Echavarría fue uno de los voceros más representativo de un país que comenzaba a urbanizarse aceleradamente y a cambiar su estructura productiva en contra de las fuerzas retardatarias del campo y los embates intervencionistas de la burocracia. Sus escritos sugieren a menudo una dicotomía antigua, casi decimonónica: la del santafereño contemplativo versus el paisa industrioso. “Quién habrá, pues, que quiera cambiar libremente la tranquilidad del campo y un buen libro por el ajetreo de la industria y la lucha por el mercado?” Paradójicamente, Echavarría encontró tiempo para ambas cosas: la acción y la reflexión.

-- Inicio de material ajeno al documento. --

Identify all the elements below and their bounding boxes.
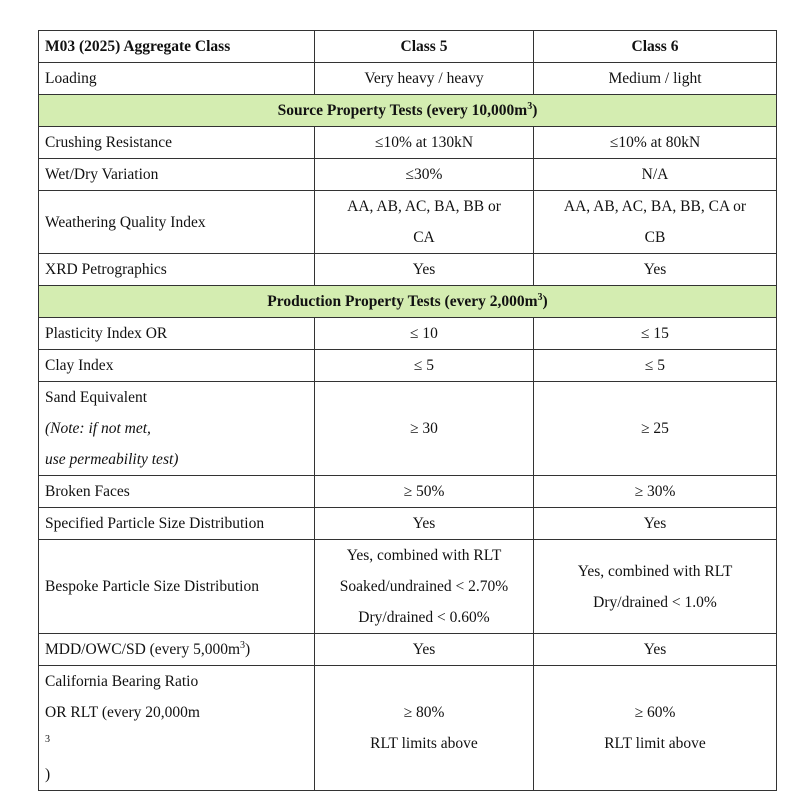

Su insistencia en que el origen de nuestros males sociales venía de los años sesenta, cuando “el estatismo y la planeación se apoderaron del espíritu y la imaginación de la clase dirigente”, fue exagerada. Al fin de cuentas, la fijación con las soluciones de Estado no es tanto una causa de la pobreza y la desigualdad, como una consecuencia de las mismas. Además, la equidad y la redistribución se han convertido con el tiempo en imperativos políticos. Así las cosas, y citando de nuevo a Hirschman, esa “repugnancia por la inversión pública y por el planteamiento del desarrollo parece un poco histérica y pasada de moda”.